2. Topological and Symmetry Results: The authors present several key theorems regarding the topology and symmetries of near-horizon geometries. A significant result is the horizon topology theorem, which constrains the topology of the horizon cross sections based on energy conditions, implying that, under certain conditions, cross sections admit positive scalar curvature.
3. Dimensional Classifications: The core sections are devoted to the classification of near-horizon geometries in various dimensions:
   • Three-dimensional Gravity: In three dimensions, near-horizon geometries in vacuum and Einstein--Maxwell theory are completely classified, highlighting simple yet insightful structures.
   • Four-dimensional Gravity: Both static and axisymmetric solutions for vacuum and charged cases are covered, linking them to extremal Kerr and Kerr--Newman (A)dS solutions.
   • Higher Dimensions: For five dimensions and beyond, the classification explores solutions with rotational symmetries, including the intriguing Myers--Perry black holes and higher cohomogeneity solutions in the presence of gauge fields.
4. Supersymmetric Solutions: The analysis extends into supergravity theories, where supersymmetry imposes additional structure that simplifies classification. Simplified near-horizon symmetries and specific solutions related to supersymmetric black holes, such as those found in minimal supergravity, are thoroughly examined.
5. Applications and Implications: Near-horizon geometries have profound implications for the uniqueness theorems concerning black-hole solutions, their stability, and potential geometric inequalities. Moreover, they provide a natural setting to explore quantum aspects such as the entropy of black holes via proposed holographic dualities.
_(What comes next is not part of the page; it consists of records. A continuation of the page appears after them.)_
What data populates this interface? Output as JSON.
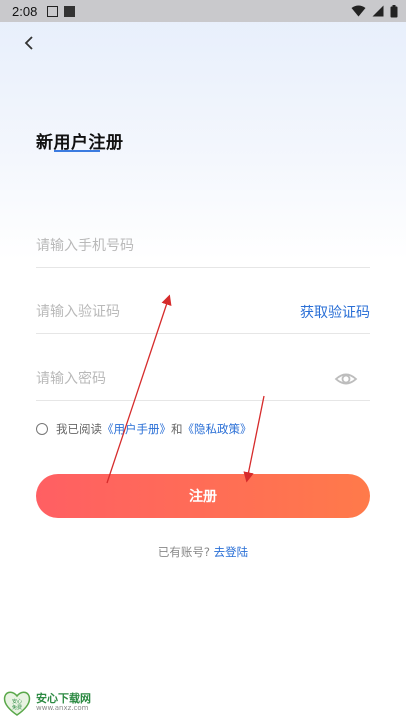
{
  "status_bar": {
    "time": "2:08",
    "icons": [
      "a-notification-icon",
      "photo-notification-icon",
      "wifi-icon",
      "signal-icon",
      "battery-icon"
    ]
  },
  "header": {
    "back_icon": "chevron-left-icon",
    "title": "新用户注册",
    "accent_color": "#3b7be0"
  },
  "form": {
    "phone_placeholder": "请输入手机号码",
    "code_placeholder": "请输入验证码",
    "get_code_label": "获取验证码",
    "password_placeholder": "请输入密码",
    "password_toggle_icon": "eye-icon"
  },
  "agreement": {
    "prefix": "我已阅读",
    "user_manual": "《用户手册》",
    "and": "和",
    "privacy_policy": "《隐私政策》",
    "checked": false
  },
  "submit": {
    "label": "注册",
    "gradient_start": "#ff5f63",
    "gradient_end": "#ff7a4a"
  },
  "login_prompt": {
    "text": "已有账号?",
    "link": "去登陆"
  },
  "watermark": {
    "logo_text": "安心 免费",
    "title": "安心下载网",
    "url": "www.anxz.com"
  },
  "colors": {
    "link": "#2a6fd6",
    "annotation_arrow": "#d62b2b"
  }
}
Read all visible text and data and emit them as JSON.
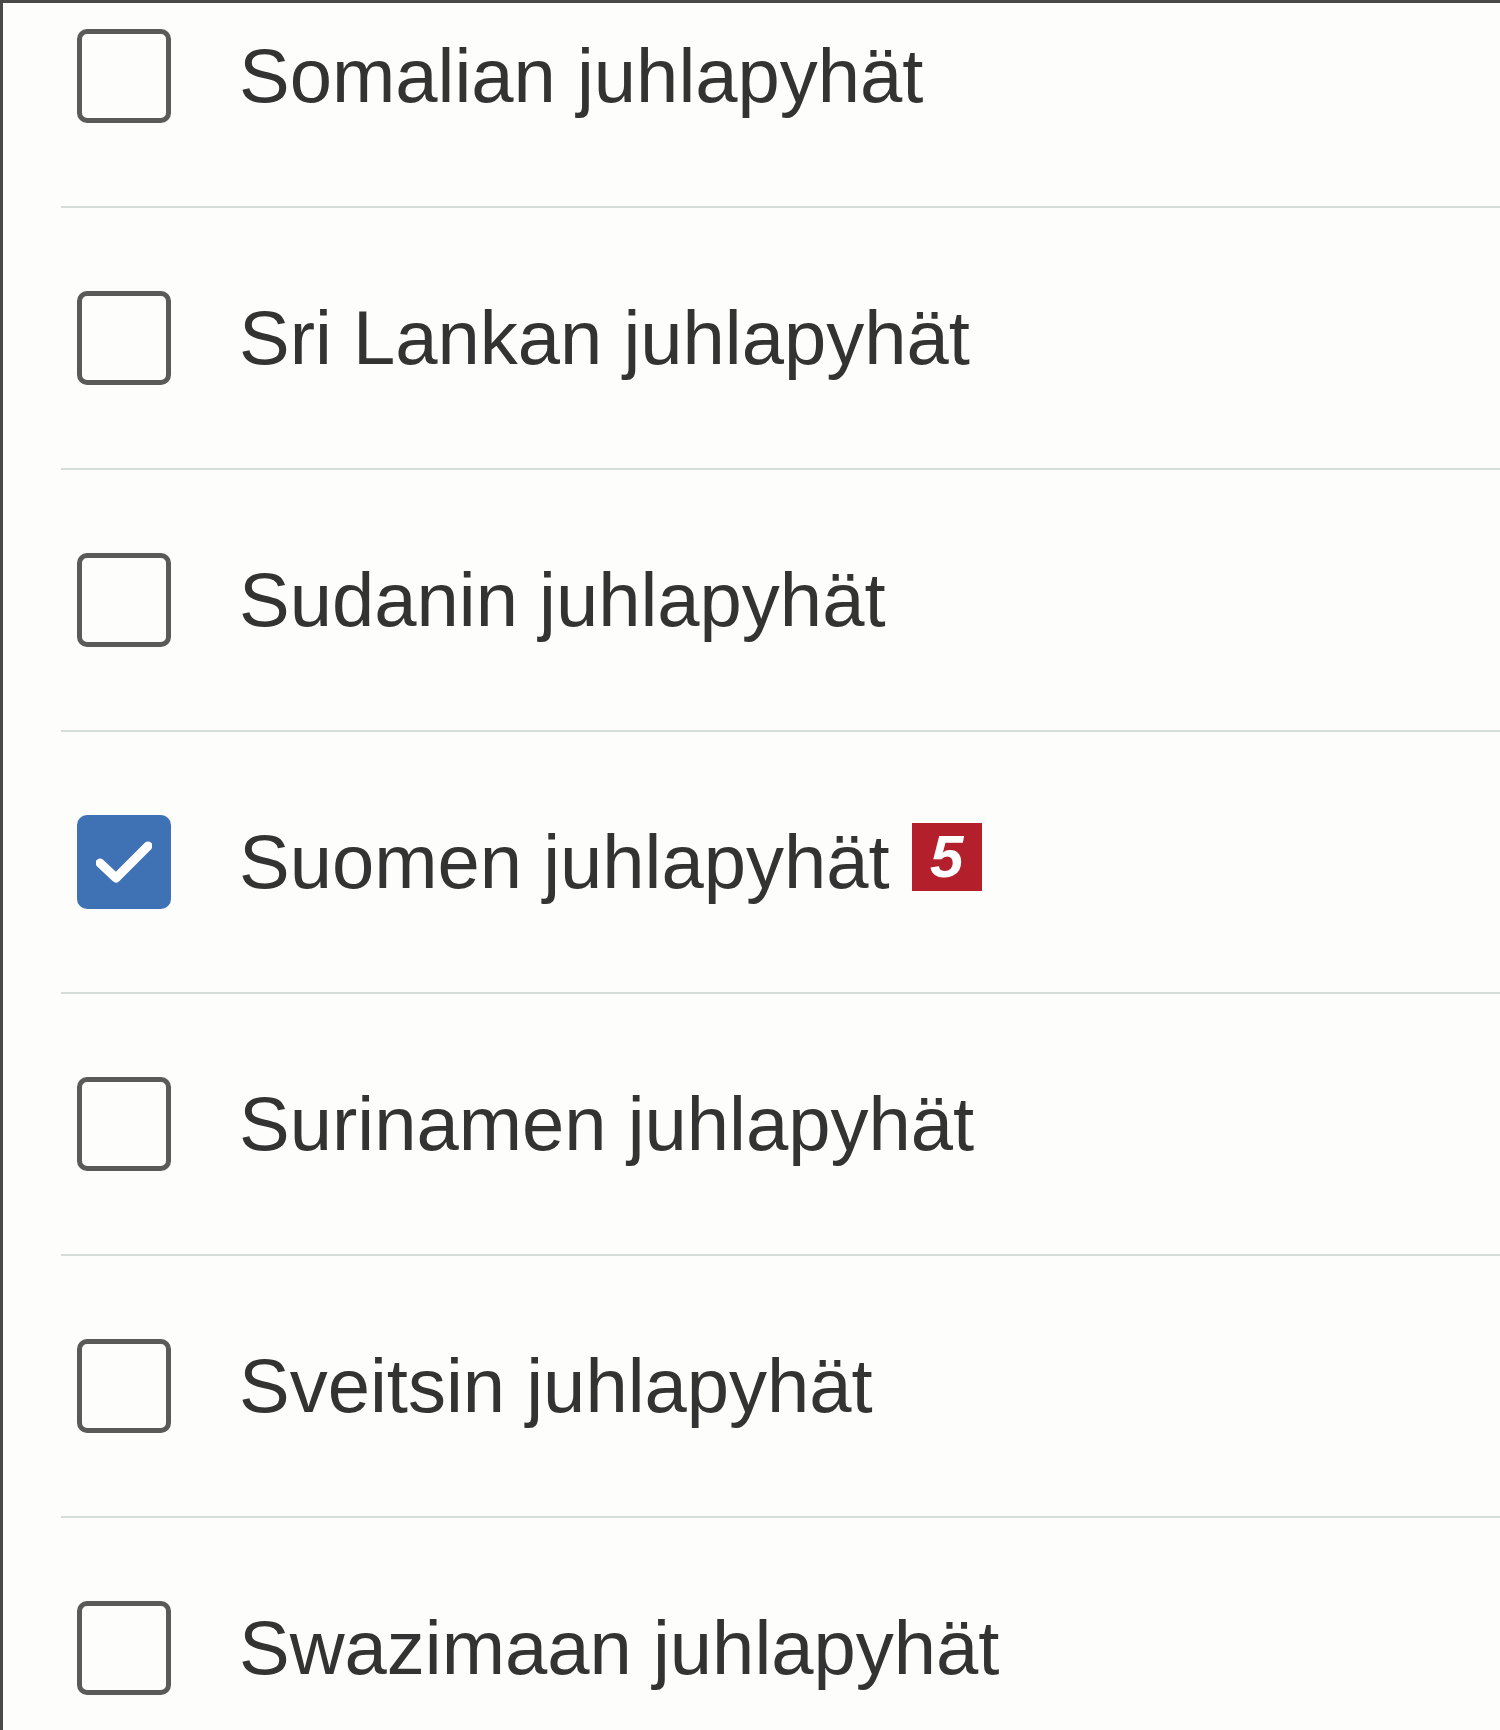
{
  "items": [
    {
      "label": "Somalian juhlapyhät",
      "checked": false
    },
    {
      "label": "Sri Lankan juhlapyhät",
      "checked": false
    },
    {
      "label": "Sudanin juhlapyhät",
      "checked": false
    },
    {
      "label": "Suomen juhlapyhät",
      "checked": true,
      "badge": "5"
    },
    {
      "label": "Surinamen juhlapyhät",
      "checked": false
    },
    {
      "label": "Sveitsin juhlapyhät",
      "checked": false
    },
    {
      "label": "Swazimaan juhlapyhät",
      "checked": false
    }
  ]
}
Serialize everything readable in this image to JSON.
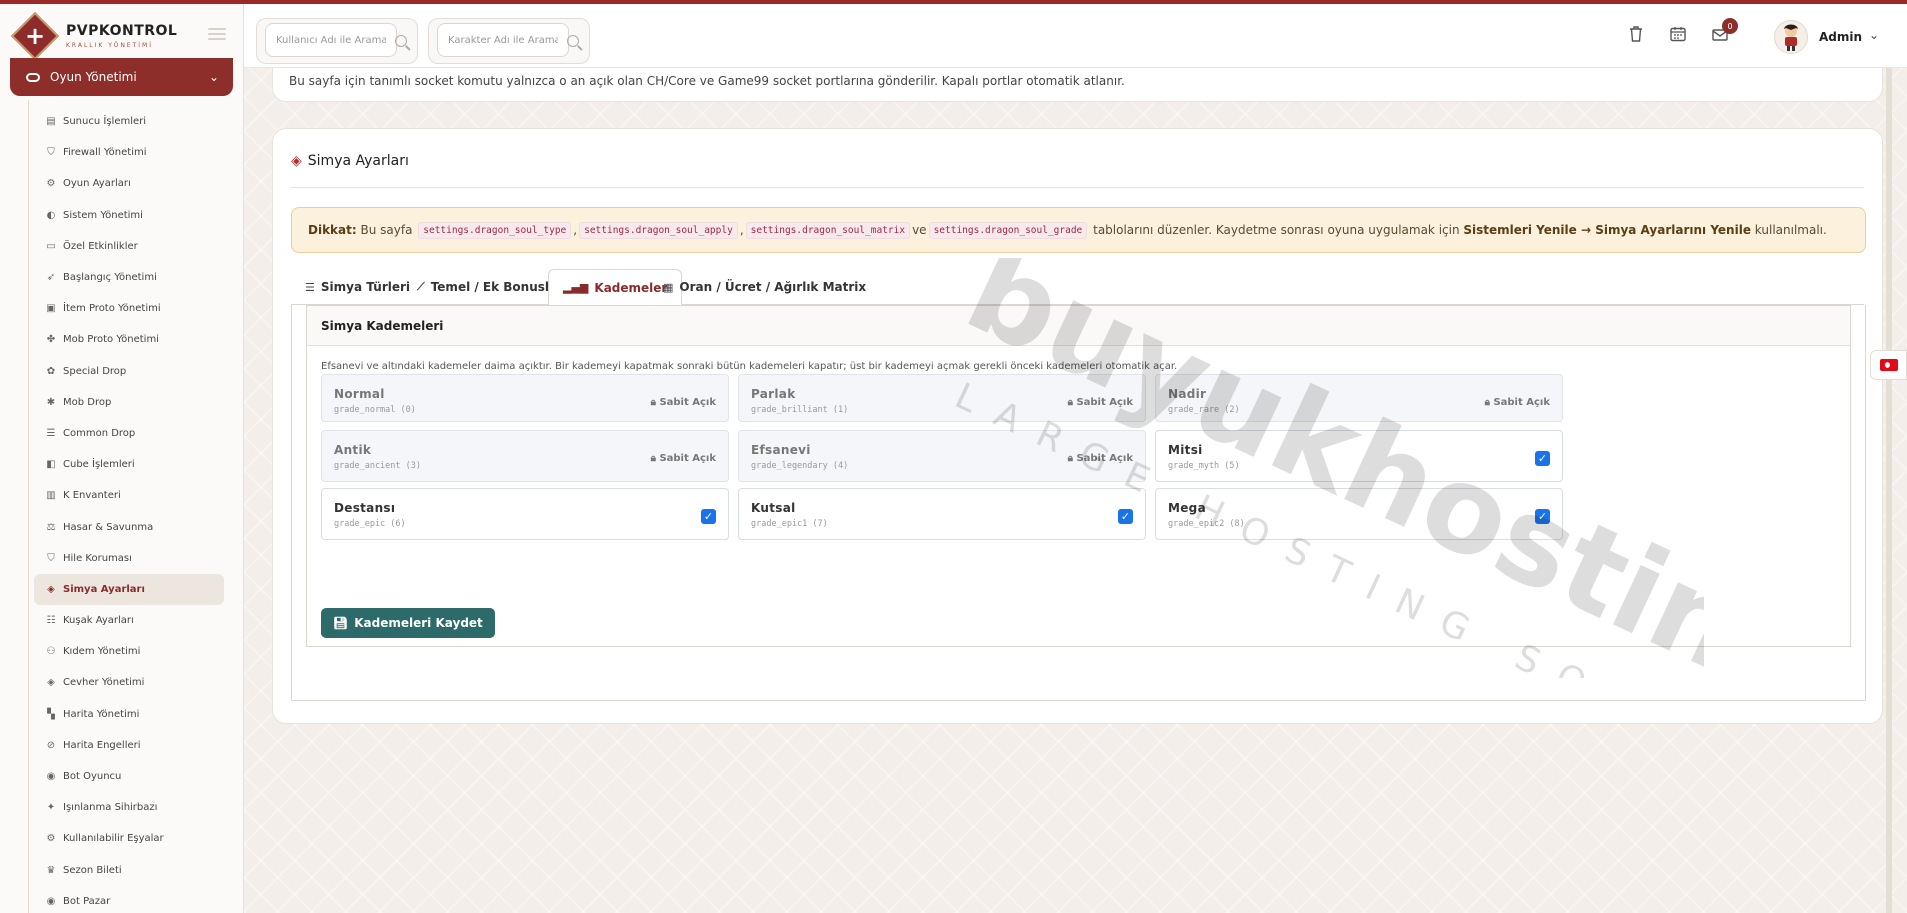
{
  "brand": {
    "title": "PVPKONTROL",
    "subtitle": "KRALLIK YÖNETİMİ"
  },
  "sidebar": {
    "active_group": "Oyun Yönetimi",
    "items": [
      {
        "label": "Sunucu İşlemleri",
        "icon": "server-icon"
      },
      {
        "label": "Firewall Yönetimi",
        "icon": "shield-icon"
      },
      {
        "label": "Oyun Ayarları",
        "icon": "gears-icon"
      },
      {
        "label": "Sistem Yönetimi",
        "icon": "toggle-icon"
      },
      {
        "label": "Özel Etkinlikler",
        "icon": "ticket-icon"
      },
      {
        "label": "Başlangıç Yönetimi",
        "icon": "rocket-icon"
      },
      {
        "label": "İtem Proto Yönetimi",
        "icon": "box-icon"
      },
      {
        "label": "Mob Proto Yönetimi",
        "icon": "paw-icon"
      },
      {
        "label": "Special Drop",
        "icon": "gift-icon"
      },
      {
        "label": "Mob Drop",
        "icon": "bug-icon"
      },
      {
        "label": "Common Drop",
        "icon": "list-icon"
      },
      {
        "label": "Cube İşlemleri",
        "icon": "cube-icon"
      },
      {
        "label": "K Envanteri",
        "icon": "layers-icon"
      },
      {
        "label": "Hasar & Savunma",
        "icon": "scale-icon"
      },
      {
        "label": "Hile Koruması",
        "icon": "shield-icon"
      },
      {
        "label": "Simya Ayarları",
        "icon": "gem-icon",
        "active": true
      },
      {
        "label": "Kuşak Ayarları",
        "icon": "sliders-icon"
      },
      {
        "label": "Kıdem Yönetimi",
        "icon": "users-icon"
      },
      {
        "label": "Cevher Yönetimi",
        "icon": "gem-icon"
      },
      {
        "label": "Harita Yönetimi",
        "icon": "map-icon"
      },
      {
        "label": "Harita Engelleri",
        "icon": "ban-icon"
      },
      {
        "label": "Bot Oyuncu",
        "icon": "robot-icon"
      },
      {
        "label": "Işınlanma Sihirbazı",
        "icon": "wand-icon"
      },
      {
        "label": "Kullanılabilir Eşyalar",
        "icon": "gears-icon"
      },
      {
        "label": "Sezon Bileti",
        "icon": "trophy-icon"
      },
      {
        "label": "Bot Pazar",
        "icon": "robot-icon"
      }
    ]
  },
  "header": {
    "search_user_placeholder": "Kullanıcı Adı ile Arama",
    "search_char_placeholder": "Karakter Adı ile Arama",
    "notification_count": "0",
    "user_name": "Admin"
  },
  "top_notice": "Bu sayfa için tanımlı socket komutu yalnızca o an açık olan CH/Core ve Game99 socket portlarına gönderilir. Kapalı portlar otomatik atlanır.",
  "page": {
    "title": "Simya Ayarları",
    "alert": {
      "prefix": "Dikkat:",
      "text1": "Bu sayfa",
      "codes": [
        "settings.dragon_soul_type",
        "settings.dragon_soul_apply",
        "settings.dragon_soul_matrix",
        "settings.dragon_soul_grade"
      ],
      "sep1": ",",
      "sep2": ",",
      "sep3": "ve",
      "text2": "tablolarını düzenler. Kaydetme sonrası oyuna uygulamak için",
      "bold": "Sistemleri Yenile → Simya Ayarlarını Yenile",
      "text3": "kullanılmalı."
    },
    "tabs": [
      {
        "label": "Simya Türleri",
        "icon": "list-icon"
      },
      {
        "label": "Temel / Ek Bonuslar",
        "icon": "wand-icon"
      },
      {
        "label": "Kademeler",
        "icon": "signal-icon",
        "active": true
      },
      {
        "label": "Oran / Ücret / Ağırlık Matrix",
        "icon": "table-icon"
      }
    ],
    "panel_title": "Simya Kademeleri",
    "hint": "Efsanevi ve altındaki kademeler daima açıktır. Bir kademeyi kapatmak sonraki bütün kademeleri kapatır; üst bir kademeyi açmak gerekli önceki kademeleri otomatik açar.",
    "locked_label": "Sabit Açık",
    "grades": [
      {
        "name": "Normal",
        "key": "grade_normal (0)",
        "locked": true
      },
      {
        "name": "Parlak",
        "key": "grade_brilliant (1)",
        "locked": true
      },
      {
        "name": "Nadir",
        "key": "grade_rare (2)",
        "locked": true
      },
      {
        "name": "Antik",
        "key": "grade_ancient (3)",
        "locked": true
      },
      {
        "name": "Efsanevi",
        "key": "grade_legendary (4)",
        "locked": true
      },
      {
        "name": "Mitsi",
        "key": "grade_myth (5)",
        "locked": false,
        "checked": true
      },
      {
        "name": "Destansı",
        "key": "grade_epic (6)",
        "locked": false,
        "checked": true
      },
      {
        "name": "Kutsal",
        "key": "grade_epic1 (7)",
        "locked": false,
        "checked": true
      },
      {
        "name": "Mega",
        "key": "grade_epic2 (8)",
        "locked": false,
        "checked": true
      }
    ],
    "save_label": "Kademeleri Kaydet"
  },
  "watermark": {
    "main": "buyukhosting",
    "sub": "LARGE HOSTING SOLUTIONS"
  },
  "colors": {
    "brand": "#8d2e2a",
    "accent_teal": "#2d6b6b",
    "alert_bg": "#fbf1dd",
    "checkbox": "#1a73e8"
  }
}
Future Directions and Speculations

The detailed understanding of near-horizon geometries is pivotal for further explorations in the landscape of higher-dimensional gravity and quantum gravity theories. Future developments may extend these classifications to more exotic matter couplings and non-trivial topologies or explore the deep connections with gauge/gravity dualities beyond the classical scope. There is also significant interest in delving deeper into the non-linear stability of these geometries and their potential to provide new insights into the horizon dynamics in quantum gravity.

In summary, Kunduri and Lucietti's work offers a meticulous review and a substantial expansion of the mathematical toolkit used to probe the fascinating geometrical structures inherent to extremal horizons, laying groundwork for future explorations in theoretical physics.